Abstract

A welcome addition to the literature on a longstanding conflict, this volume is carefully researched and the analysis detailed – although nothing less would be expected of Filip Reyntjens, a distinguished scholar with over thirty years experience in the region. While there is much written on the Great Lakes and the conflict there, his book will secure a select place in this collection as one of the few accounts ‘attempting a global overview’ (p. 1). Owing to this it will have wide appeal, attracting both seasoned scholars and those new to the study of the region – for while it is detailed in some aspects, exposing information in a new light, it likewise puts forward a clear account of the circumstances.

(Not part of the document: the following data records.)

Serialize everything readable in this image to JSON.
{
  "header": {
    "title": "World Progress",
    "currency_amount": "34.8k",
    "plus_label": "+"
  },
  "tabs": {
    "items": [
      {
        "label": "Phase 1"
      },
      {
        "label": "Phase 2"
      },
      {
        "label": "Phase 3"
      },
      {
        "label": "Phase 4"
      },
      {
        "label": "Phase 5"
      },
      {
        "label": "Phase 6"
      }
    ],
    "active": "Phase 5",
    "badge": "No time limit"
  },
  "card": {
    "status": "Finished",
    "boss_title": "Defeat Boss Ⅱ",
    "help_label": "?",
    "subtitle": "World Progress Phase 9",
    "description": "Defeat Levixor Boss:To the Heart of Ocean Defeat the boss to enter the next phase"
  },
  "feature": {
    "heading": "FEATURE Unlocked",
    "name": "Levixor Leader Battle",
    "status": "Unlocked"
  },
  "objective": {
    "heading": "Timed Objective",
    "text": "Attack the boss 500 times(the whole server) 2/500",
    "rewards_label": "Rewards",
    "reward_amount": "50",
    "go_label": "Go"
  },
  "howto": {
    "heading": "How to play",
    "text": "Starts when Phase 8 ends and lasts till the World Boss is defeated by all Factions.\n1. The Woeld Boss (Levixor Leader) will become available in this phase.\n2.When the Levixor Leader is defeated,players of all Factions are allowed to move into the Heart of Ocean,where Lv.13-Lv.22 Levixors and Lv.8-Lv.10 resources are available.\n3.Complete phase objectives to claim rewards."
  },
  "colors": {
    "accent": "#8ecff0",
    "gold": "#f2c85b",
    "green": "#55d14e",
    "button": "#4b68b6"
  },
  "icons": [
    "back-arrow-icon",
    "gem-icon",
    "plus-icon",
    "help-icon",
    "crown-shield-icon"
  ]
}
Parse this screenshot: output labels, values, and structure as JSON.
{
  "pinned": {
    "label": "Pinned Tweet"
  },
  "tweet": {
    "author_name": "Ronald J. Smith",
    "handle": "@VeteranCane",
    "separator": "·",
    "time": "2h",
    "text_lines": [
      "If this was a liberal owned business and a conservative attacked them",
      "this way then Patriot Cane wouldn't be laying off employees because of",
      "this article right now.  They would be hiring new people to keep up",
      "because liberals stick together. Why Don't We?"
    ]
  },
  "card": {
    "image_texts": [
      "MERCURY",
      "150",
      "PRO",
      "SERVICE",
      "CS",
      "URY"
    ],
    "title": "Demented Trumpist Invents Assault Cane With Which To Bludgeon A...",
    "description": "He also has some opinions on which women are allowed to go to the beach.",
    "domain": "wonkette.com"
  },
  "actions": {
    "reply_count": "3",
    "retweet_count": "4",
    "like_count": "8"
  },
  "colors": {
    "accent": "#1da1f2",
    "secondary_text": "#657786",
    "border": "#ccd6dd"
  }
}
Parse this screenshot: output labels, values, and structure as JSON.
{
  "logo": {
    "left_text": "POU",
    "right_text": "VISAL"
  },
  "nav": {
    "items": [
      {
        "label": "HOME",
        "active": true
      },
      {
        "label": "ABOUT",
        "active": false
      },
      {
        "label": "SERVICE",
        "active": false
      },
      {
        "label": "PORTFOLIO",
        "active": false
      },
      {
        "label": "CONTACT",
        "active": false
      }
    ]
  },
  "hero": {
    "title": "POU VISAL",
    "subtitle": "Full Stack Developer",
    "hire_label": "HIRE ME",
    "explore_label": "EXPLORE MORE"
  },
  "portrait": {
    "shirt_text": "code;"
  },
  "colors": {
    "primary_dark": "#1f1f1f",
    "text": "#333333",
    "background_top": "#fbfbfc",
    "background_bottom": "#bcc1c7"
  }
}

The intricate situation in this region has its origins in the events of the early 1960s. From these events stream the instabilities that dominate the contemporary political agenda. The 1959 revolution in Rwanda exiled significant numbers of Tutsi to neighbouring countries, sowing the seeds for the invasion of Rwanda by the Rwandan Patriotic Front (RPF) in October 1990, and the subsequent civil war and genocide in 1994. The mass exodus of refugees in this period, mostly to Zaïre (as it was then known) and Tanzania, created the situation that triggered the invasion of Zaïre by Uganda and Rwanda in 1996. This invasion ended with the installation of Laurent-Désiré Kabila as President of what was now renamed the Democratic Republic of the Congo (DRC). The conflict began again in 1998, and would go on to become known as the First African World War, pulling in much of Central Africa as either aggressors or mediators. Reyntjens carefully details the course of these events and, in the second half of his book, the negation of the transition.